While Toyota Motor Corp. isn’t furloughing any of its direct employees in the U.S., Canada or Mexico, the car maker said Wednesday that it will no longer pay the roughly 5,000 people that temp agencies employ to help staff its idled plants in the region. The company will continue to provide benefits for the time being.
Toyota’s North American unit announced the cost-cutting move a day after Japanese peers Honda Motor Co. and Nissan Motor Co. said they would temporarily stop paying all staff at their idled U.S. plants and ask them to file for states’ unemployment benefits. Honda’s decision affects 16,900 employees, while Nissan said it will furlough roughly 10,000 workers.
Companies across the auto industry are taking measures to conserve cash as they face uncertainty both with regard to how soon they’ll be able to reopen operations and how long it will take for demand to recover. Tesla Inc. and BMW AG have also announced plans within the past day to furlough untold numbers of American workers.

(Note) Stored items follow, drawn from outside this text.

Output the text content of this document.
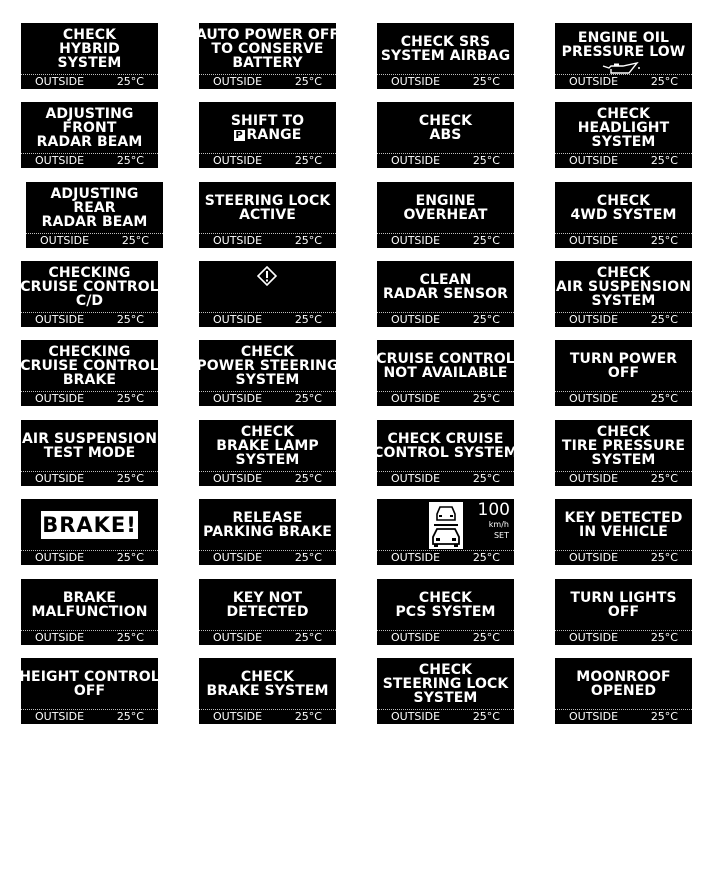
CHECK
HYBRID
SYSTEM
OUTSIDE	25°C
AUTO POWER OFF
TO CONSERVE
BATTERY
OUTSIDE	25°C
CHECK SRS
SYSTEM AIRBAG
OUTSIDE	25°C
ENGINE OIL
PRESSURE LOW
OUTSIDE	25°C
ADJUSTING
FRONT
RADAR BEAM
OUTSIDE	25°C
SHIFT TO
P RANGE
OUTSIDE	25°C
CHECK
ABS
OUTSIDE	25°C
CHECK
HEADLIGHT
SYSTEM
OUTSIDE	25°C
ADJUSTING
REAR
RADAR BEAM
OUTSIDE	25°C
STEERING LOCK
ACTIVE
OUTSIDE	25°C
ENGINE
OVERHEAT
OUTSIDE	25°C
CHECK
4WD SYSTEM
OUTSIDE	25°C
CHECKING
CRUISE CONTROL
C/D
OUTSIDE	25°C	OUTSIDE	25°C
CLEAN
RADAR SENSOR
OUTSIDE	25°C
CHECK
AIR SUSPENSION
SYSTEM
OUTSIDE	25°C
CHECKING
CRUISE CONTROL
BRAKE
OUTSIDE	25°C
CHECK
POWER STEERING
SYSTEM
OUTSIDE	25°C
CRUISE CONTROL
NOT AVAILABLE
OUTSIDE	25°C
TURN POWER
OFF
OUTSIDE	25°C
AIR SUSPENSION
TEST MODE
OUTSIDE	25°C
CHECK
BRAKE LAMP
SYSTEM
OUTSIDE	25°C
CHECK CRUISE
CONTROL SYSTEM
OUTSIDE	25°C
CHECK
TIRE PRESSURE
SYSTEM
OUTSIDE	25°C
BRAKE!
OUTSIDE	25°C
RELEASE
PARKING BRAKE
OUTSIDE	25°C
100
km/h
SET
OUTSIDE	25°C
KEY DETECTED
IN VEHICLE
OUTSIDE	25°C
BRAKE
MALFUNCTION
OUTSIDE	25°C
KEY NOT
DETECTED
OUTSIDE	25°C
CHECK
PCS SYSTEM
OUTSIDE	25°C
TURN LIGHTS
OFF
OUTSIDE	25°C
HEIGHT CONTROL
OFF
OUTSIDE	25°C
CHECK
BRAKE SYSTEM
OUTSIDE	25°C
CHECK
STEERING LOCK
SYSTEM
OUTSIDE	25°C
MOONROOF
OPENED
OUTSIDE	25°C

Toyota is extending the shutdown of its North American vehicle and parts factories a third time, citing the coronavirus outbreak and weak demand. The automaker now intends to reopen the facilities on May 4, two weeks later than planned.
Toyota will continue to pay full-time production workers, though the company is asking them to either use two paid-time-off days during the longer shutdown, or forgo two days of pay.
The automaker’s U.S. sales plunged 37% last month to just 135,730 cars and trucks, its worst March since 2011, when a tsunami hit Japan and disrupted North American imports of vehicles and parts. Industrywide, U.S. deliveries ran at the slowest pace in a decade and are expected to fall further in the months to come.
Toyota has also idled factories in Europe and curbed production in Japan and elsewhere in Asia. It’s offered to help boost production of medical supplies in both the U.S. and Japan.